We report the observation of resistivity saturation in lightly doped ($x=0.08)$ as-grown samples of the electron-doped cuprate ${\mathrm{La}}_{2-x}{\mathrm{Ce}}_x{\mathrm{CuO}}_4$. The saturation occurs at resistivity values roughly consistent with the phenomenological Mott-Ioffe-Regel criterion once the low effective carrier density of these materials is included in the analysis. These results imply that, at least for light doping, the high-temperature metallic phase of these materials is not necessarily strange and may be understood as simply a low-density metal.

Figure 1

(a) $ab$-plane resistivity vs temperature for two as-grown $x=0.08$ LCCO samples.
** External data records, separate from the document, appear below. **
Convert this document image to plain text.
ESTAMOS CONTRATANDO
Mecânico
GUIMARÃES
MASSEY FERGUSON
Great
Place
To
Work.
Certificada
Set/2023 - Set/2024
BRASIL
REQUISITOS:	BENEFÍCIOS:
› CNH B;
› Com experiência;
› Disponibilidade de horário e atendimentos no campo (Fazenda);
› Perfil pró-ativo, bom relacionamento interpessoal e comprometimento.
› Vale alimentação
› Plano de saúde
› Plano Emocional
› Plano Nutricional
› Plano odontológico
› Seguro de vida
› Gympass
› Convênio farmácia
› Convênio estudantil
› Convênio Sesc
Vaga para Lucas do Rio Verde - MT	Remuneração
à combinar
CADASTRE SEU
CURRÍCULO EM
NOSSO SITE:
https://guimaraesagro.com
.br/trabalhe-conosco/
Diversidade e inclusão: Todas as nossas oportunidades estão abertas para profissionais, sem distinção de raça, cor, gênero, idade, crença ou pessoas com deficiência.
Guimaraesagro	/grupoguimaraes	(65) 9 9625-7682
The dotted lines are estimates of the MIR limit calculated from Eq. (1) using $k_F={\left(3\pi n\right)}^{1/3}$, where $n$ is the carrier density of each sample, as determined from Hall measurements at 300 K. The values of $n$ and ${\rho }_{\text{MIR}}$ are given in Table 1. (b) The resistivity of another as-grown $x=0.08$ sample which is also seen to saturate at the highest measured temperature.

Figure 2

Resistivity traces of four as-grown $x=0.08$ samples, all of which exhibit resistivity saturation at room temperature. The carrier densities and estimates of ${\rho }_{\text{MIR}}$ for each sample are given in Table 1. The transparent marks on the right of the figure indicate ${\rho }_{\text{MIR}}$ for each sample for which the carrier density was measured.